In closing, I personally feel... That this much confusion over autolink, autosignal, and disneywebdesign here on the WPW forum, supported solely by the one member here that is all three. Coupled with the cloaked findings in DNS search by ldyguique.... Supports the initial suspicions posted by but a few of us in this thread who have since been condemned of jumping to conclusions by others. The further I look into this matter the more I am inclined to believe that the initial assessment was very much correct, and again I would request clarification by autosignal/autolink, or whoever they may be! And, would suggest not only that "they" be given a set timeline with which too comply, but that Administration make a point of requesting such on the basis of the posts offered herein in review.

[ldyguique]

Rocky1 -

Good job on giving the historical context for the supposition that autolink and autosignals are one and the same and the tie-in to disneywebdesigns.

However, as more of his website reappears, we do see R&R Enterprises listed as a "newest partner."

Also, the contact address is given as
customservice@accountant.com

accoutant.com's whois info lists:

Organization:
Easylink Services Corporation
Easylink DNS Services
33 Knightsbridge Road
Piscataway, NJ 08854
US
Phone: 732-652-3930
Email: hostmaster@easylink.com


Domain Name: ACCOUNTANT.COM

Created on..............: Tue, Sep 30, 1997
Expires on..............: Wed, Sep 29, 2004
Record last updated on..: Tue, Aug 12, 2003

Administrative Contact:
Email or abuse inquiries contact postmaster@mail.com.
Law enforcement issues contact 646-223-1227
Easylink Services Corporation

And, since autolink states in his opening paragraph that he's losing business everyday that his site is down and that others are stealing his business; so, this would indicate that it's been an ongoing operation for awhile.

[ronniethedodger]

It is amazing the profile that everyone is building on this character or characters.

As cyanide made the comparison of spelling mistakes to a 15-year old...I will agree with that. This appears to be the work of a up and coming youngin looking to make his mark in the world.

And then rockies brilliant chronilogical outlay of the situation methodically put into place like a man crazed over a 1500 piece jigsaw puzzle shows...this is the work of one person or another possiblity, a group of persons acting under a group effort.

The theory above is logical. This kid comes in and sets up accounts and posts back and forth between them. One tells the other about a plan, the other buys into the plan, the plan is great and comes back to laud it. Not an original idea because it has been done before...but it is "kids play" type mentality which strengthens the facts a little more that we are discussing the actions of some 15-year old or someone with the grade level education of that particular age.

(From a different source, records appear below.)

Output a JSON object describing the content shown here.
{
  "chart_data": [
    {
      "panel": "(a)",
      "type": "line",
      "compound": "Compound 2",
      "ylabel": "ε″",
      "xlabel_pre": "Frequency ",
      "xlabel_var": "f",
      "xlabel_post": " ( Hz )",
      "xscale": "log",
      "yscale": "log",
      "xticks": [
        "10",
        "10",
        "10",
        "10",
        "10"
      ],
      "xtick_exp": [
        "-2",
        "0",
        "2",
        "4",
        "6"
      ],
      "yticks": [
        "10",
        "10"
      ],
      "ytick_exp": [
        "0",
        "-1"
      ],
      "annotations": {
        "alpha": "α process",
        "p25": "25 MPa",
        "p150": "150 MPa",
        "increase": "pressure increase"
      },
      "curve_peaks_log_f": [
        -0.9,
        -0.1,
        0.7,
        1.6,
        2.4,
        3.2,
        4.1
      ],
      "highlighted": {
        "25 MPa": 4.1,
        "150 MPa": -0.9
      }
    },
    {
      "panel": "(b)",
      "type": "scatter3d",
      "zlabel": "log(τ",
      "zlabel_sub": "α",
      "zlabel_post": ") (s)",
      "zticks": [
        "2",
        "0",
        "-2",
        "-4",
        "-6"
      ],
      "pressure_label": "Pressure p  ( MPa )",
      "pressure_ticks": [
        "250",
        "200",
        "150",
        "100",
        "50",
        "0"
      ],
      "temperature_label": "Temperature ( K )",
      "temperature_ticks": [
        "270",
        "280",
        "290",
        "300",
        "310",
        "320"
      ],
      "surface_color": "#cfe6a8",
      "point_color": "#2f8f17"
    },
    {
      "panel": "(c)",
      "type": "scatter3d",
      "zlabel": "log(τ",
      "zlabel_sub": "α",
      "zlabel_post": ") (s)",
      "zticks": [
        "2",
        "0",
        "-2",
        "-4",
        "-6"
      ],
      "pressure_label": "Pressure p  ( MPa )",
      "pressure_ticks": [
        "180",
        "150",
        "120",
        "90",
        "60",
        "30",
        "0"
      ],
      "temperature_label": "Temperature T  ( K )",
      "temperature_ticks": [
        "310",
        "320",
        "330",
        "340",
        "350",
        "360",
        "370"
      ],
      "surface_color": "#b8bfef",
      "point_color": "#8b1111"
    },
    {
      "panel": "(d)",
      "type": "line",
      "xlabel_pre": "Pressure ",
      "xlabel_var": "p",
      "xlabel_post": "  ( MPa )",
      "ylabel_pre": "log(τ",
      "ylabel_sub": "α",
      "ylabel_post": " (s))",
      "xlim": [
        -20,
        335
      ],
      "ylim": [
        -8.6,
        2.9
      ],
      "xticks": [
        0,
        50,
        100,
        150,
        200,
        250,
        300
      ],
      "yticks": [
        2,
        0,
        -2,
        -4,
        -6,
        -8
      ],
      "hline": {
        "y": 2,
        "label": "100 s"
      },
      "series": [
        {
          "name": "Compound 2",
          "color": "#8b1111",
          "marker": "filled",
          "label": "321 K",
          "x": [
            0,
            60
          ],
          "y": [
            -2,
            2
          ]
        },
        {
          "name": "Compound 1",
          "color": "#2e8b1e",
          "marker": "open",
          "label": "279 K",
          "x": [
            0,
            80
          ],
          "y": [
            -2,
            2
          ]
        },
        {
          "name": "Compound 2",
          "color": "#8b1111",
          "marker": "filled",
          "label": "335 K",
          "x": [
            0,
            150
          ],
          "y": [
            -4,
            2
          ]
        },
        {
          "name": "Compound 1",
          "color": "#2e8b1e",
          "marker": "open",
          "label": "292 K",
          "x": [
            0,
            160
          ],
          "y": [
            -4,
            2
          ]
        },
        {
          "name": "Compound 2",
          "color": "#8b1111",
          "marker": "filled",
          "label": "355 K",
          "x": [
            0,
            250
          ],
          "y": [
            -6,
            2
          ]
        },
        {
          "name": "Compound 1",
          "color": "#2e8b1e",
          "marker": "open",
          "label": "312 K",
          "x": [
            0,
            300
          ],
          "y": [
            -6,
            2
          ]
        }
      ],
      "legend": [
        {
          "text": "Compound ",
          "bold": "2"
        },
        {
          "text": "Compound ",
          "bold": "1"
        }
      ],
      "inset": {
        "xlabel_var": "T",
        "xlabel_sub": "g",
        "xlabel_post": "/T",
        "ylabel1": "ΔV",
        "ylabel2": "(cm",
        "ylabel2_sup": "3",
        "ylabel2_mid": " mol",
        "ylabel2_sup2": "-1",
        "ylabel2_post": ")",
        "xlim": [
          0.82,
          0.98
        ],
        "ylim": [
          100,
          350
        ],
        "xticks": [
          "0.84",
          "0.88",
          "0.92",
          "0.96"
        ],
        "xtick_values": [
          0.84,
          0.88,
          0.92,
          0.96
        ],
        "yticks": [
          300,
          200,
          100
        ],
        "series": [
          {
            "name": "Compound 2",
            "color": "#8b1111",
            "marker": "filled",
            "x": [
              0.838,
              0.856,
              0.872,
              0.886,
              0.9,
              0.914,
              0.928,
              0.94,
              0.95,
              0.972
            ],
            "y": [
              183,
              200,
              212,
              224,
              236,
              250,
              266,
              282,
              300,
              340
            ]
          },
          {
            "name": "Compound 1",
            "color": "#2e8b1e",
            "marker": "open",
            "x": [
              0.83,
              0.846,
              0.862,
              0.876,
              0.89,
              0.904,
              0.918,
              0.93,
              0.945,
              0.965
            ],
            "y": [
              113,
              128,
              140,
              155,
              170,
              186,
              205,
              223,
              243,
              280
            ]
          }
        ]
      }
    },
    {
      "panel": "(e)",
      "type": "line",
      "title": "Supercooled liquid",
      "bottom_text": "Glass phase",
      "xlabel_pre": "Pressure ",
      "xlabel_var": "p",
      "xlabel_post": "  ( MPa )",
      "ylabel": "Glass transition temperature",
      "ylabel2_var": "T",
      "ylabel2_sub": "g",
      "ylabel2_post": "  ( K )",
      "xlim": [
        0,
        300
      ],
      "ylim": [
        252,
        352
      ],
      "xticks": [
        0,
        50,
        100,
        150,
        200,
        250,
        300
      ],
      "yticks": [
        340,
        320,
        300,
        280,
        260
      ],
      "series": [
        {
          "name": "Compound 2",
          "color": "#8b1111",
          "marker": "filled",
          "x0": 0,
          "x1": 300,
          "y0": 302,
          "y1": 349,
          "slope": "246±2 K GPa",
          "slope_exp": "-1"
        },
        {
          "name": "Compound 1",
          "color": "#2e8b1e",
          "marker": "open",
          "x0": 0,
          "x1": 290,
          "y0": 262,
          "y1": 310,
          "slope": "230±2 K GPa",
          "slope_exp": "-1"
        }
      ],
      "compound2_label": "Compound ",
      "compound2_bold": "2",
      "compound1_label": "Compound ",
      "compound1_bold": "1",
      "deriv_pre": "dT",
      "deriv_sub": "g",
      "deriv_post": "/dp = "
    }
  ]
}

On the other side of the issue is that it is different individuals. And one of them, autolink, is in indeed deep trouble. This feeling you have for him is firm on that. Thus we have two lines of thought going here...but yet each have their merits.

So who is right? Consider the third option....both.

The kid comes in and spams WPW members with his money making scheme. Does so for about a month, and somewhere along the line he gets into trouble with his site...who does he turn to first?

The kid has been here for a month. He doesn't make many posts, but that does not mean he is not reading, watching, and learning from everyone here.
It might be that he came to know everyone here in some way and viewed you all as authorities in some form or fashion. Since he is a kid, he is quite impressionable.

So he comes back one final time with an actual post for help. Right at that time, the troubles he was asking help on really hits the fan (as Minstrel keeps bringing up to remind everyone of that fact). By the time all is said and done...pffft...it is all over with.

It is possible that he no longer needs to come back, because indeed everything he worked on is actually gone. Or maybe, he did come back and reviewed some of the earlier posts and told himself, heck, why bother responding now.

We may never know the true answer. But I kind of like this bittersweet ending to this story.